I pointed out in a previous post that recalcitrant Singapore teen Amos Yee appears to enjoy Maurice Sendak’s 1963 classic, Where the Wild Things Are:
The plot is very simple. Via wikipedia:
This story of only 338 words focuses on a young boy named Max who, after dressing in his wolf costume, wreaks such havoc through his household that he is sent to bed without his supper. Max’s bedroom undergoes a mysterious transformation into a jungle environment, and he winds up sailing to an island inhabited by malicious beasts known as the “Wild Things.” After successfully intimidating the creatures, Max is hailed as the king of the Wild Things and enjoys a playful romp with his subjects; however, he decides to return home, to the Wild Things’ dismay. After arriving in his bedroom, Max discovers a hot supper waiting for him.
Why was it such a hit?
According to Sendak, at first the book was banned in libraries and received negative reviews. It took about two years for librarians and teachers to realize that children were flocking to the book, checking it out over and over again, and for critics to relax their views.

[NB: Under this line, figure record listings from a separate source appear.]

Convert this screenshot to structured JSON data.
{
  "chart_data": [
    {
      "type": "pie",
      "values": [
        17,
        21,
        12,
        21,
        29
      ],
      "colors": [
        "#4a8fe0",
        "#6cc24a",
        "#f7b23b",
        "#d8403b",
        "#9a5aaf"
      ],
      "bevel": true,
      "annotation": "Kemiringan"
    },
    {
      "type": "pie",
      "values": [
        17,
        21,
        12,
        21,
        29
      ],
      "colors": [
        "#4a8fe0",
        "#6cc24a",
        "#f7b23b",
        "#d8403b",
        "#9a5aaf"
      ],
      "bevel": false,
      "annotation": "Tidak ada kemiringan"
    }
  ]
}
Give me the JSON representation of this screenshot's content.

Since then, it has received high critical acclaim. Francis Spufford suggests that the book is “one of the very few picture books to make an entirely deliberate and beautiful use of the psychoanalytic story of anger”.
Amos just updated his blog with a post on alleged physical and mental abuse from his father. Can you join the dots between the Wild Things, Amos’ behaviour and the alleged abuses he claimed to have suffered?

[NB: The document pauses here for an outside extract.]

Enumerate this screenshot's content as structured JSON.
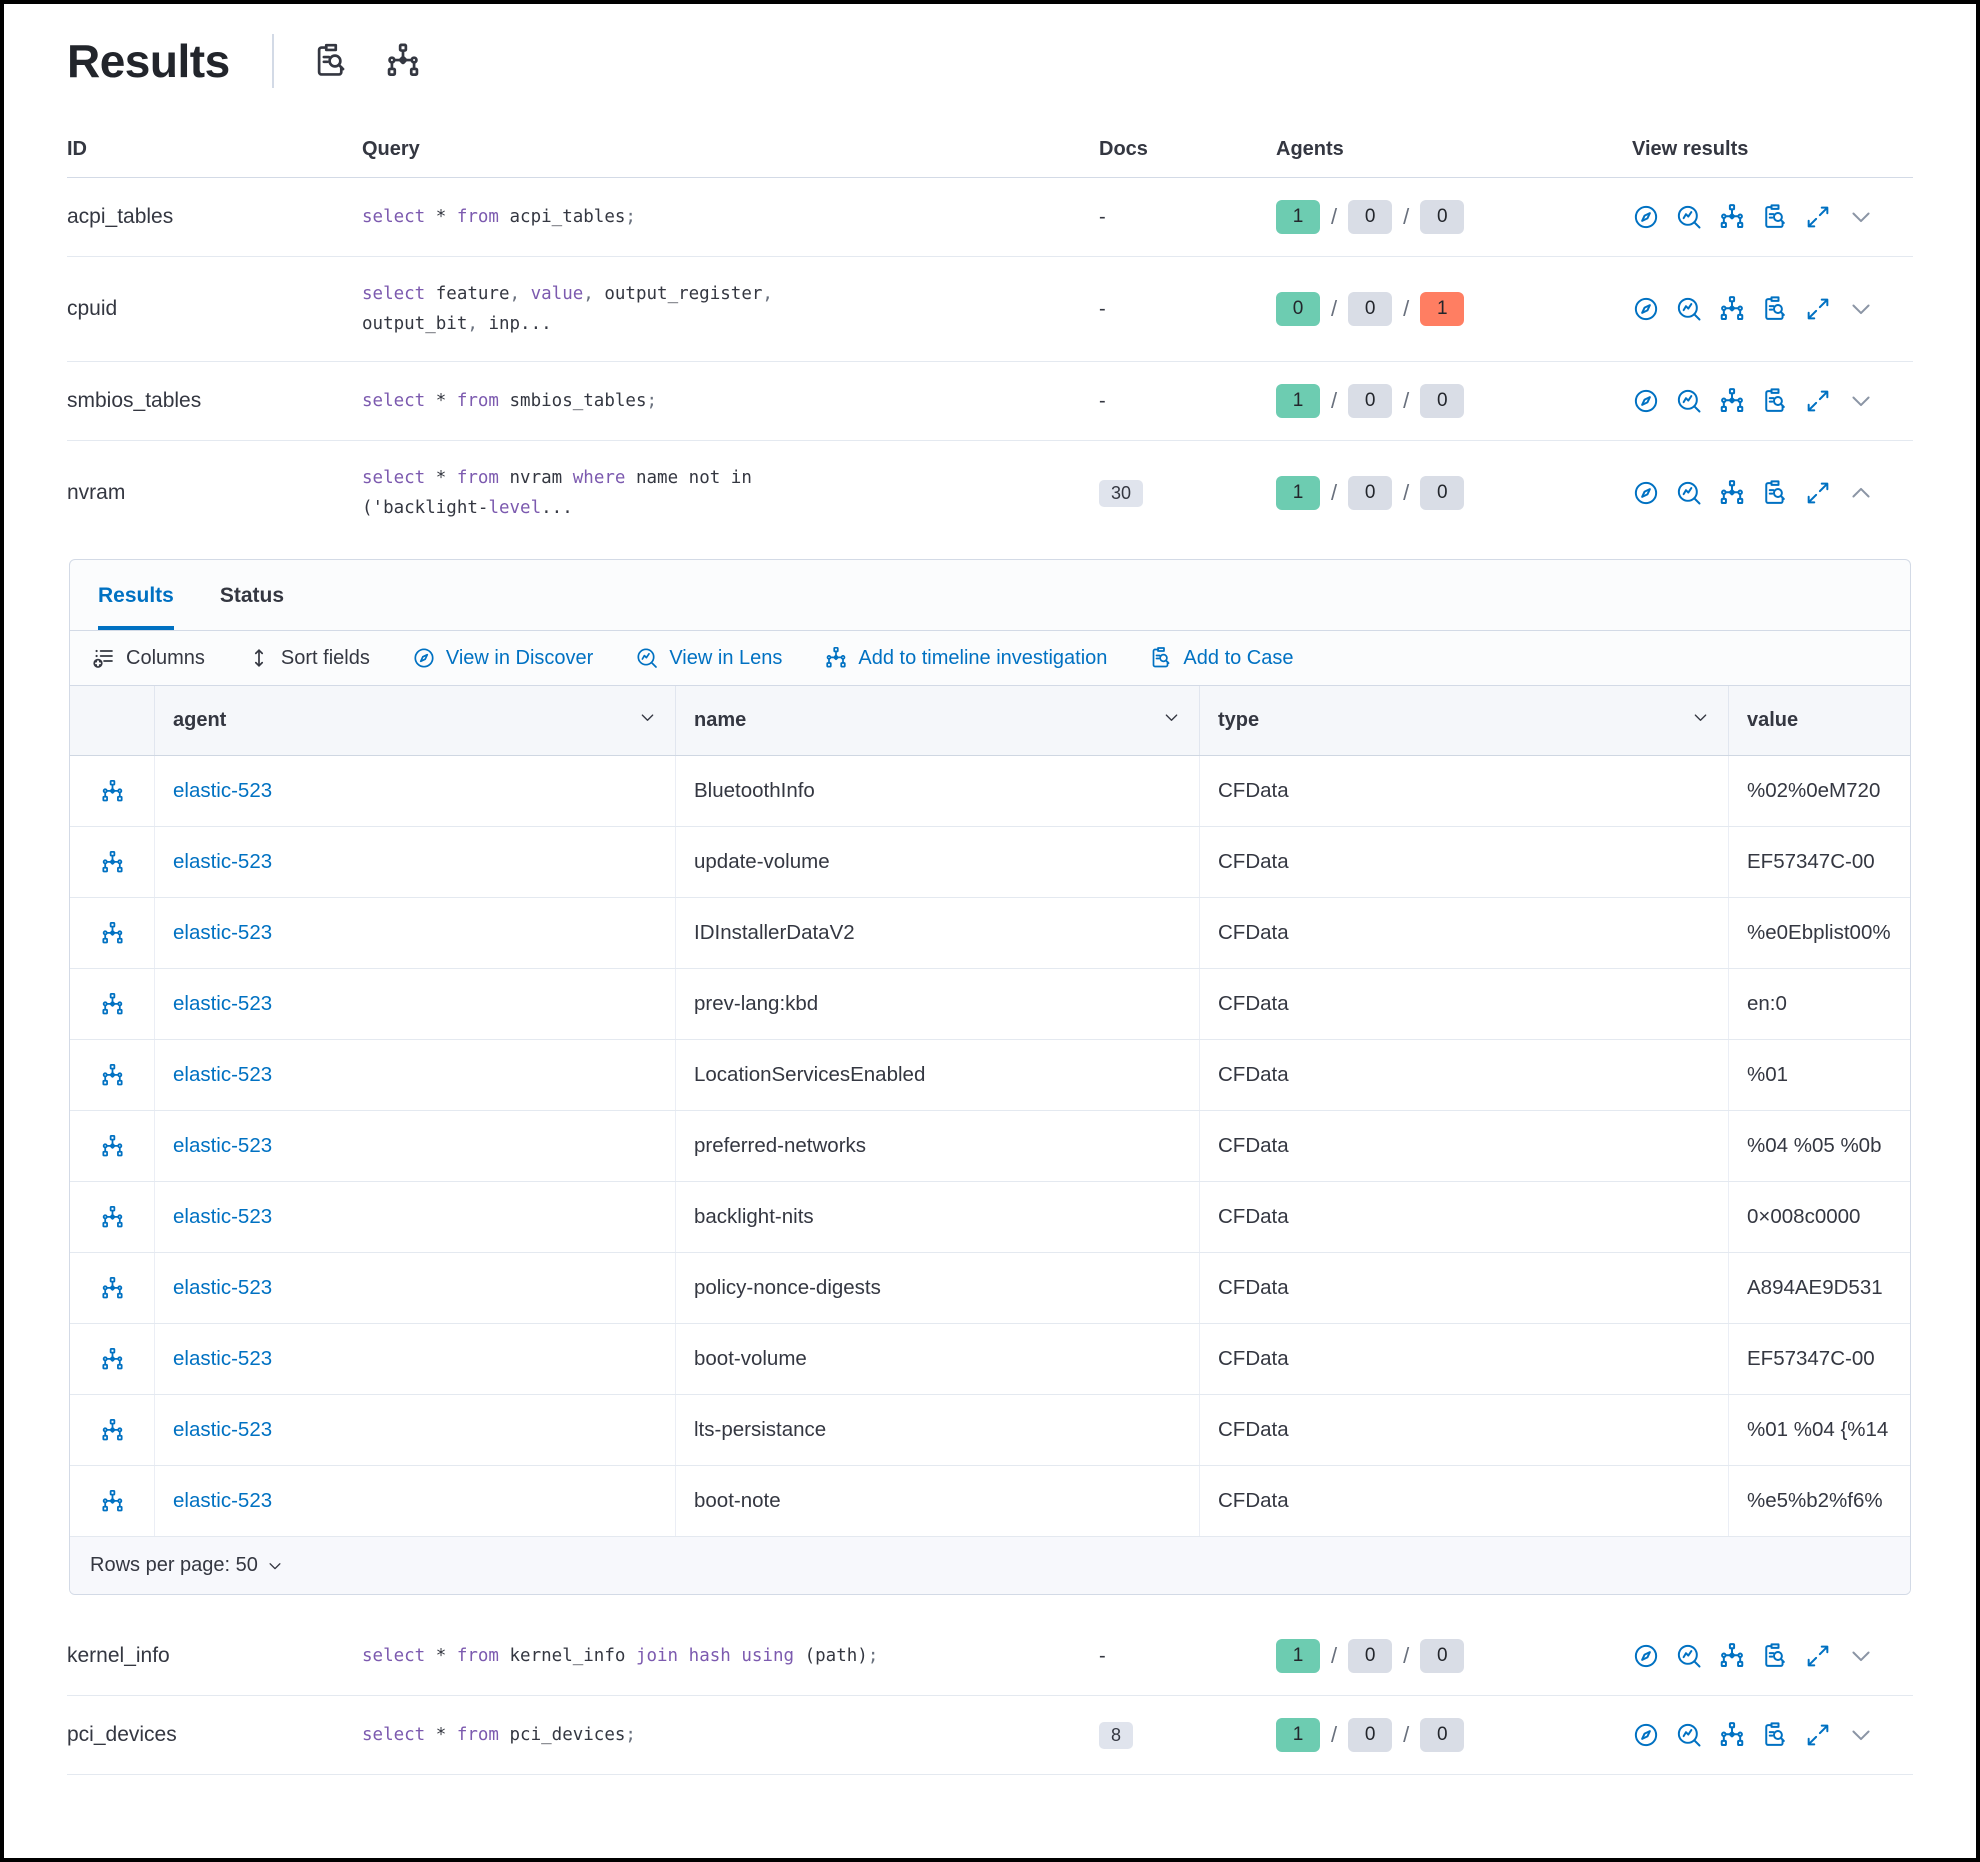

He ended the post egging his parents to get a divorce. If that’s not crying for help, I don’t know what is.
When I read that Vincent Law, 51, a family and youth counsellor had posted bail for Amos Yee when his own parents refused to do so; I felt relief that someone was foolhardy enough to have blind faith in a complete stranger, just for the altruistic reason that he wanted to help. I know I can’t be that bigger person like Law, but I am glad he stepped forward.
It looks like Law may be losing his bail money though. By posting on his blog, Amos may have broken his bail terms whereby he is “not to post, upload, or otherwise distribute any comment or content, whether directly or indirectly, to any social media or online service or website, while the current case is ongoing”. He just posted two new posts on his blog.
Someone needs to curb that crazy Wild Things in Amos.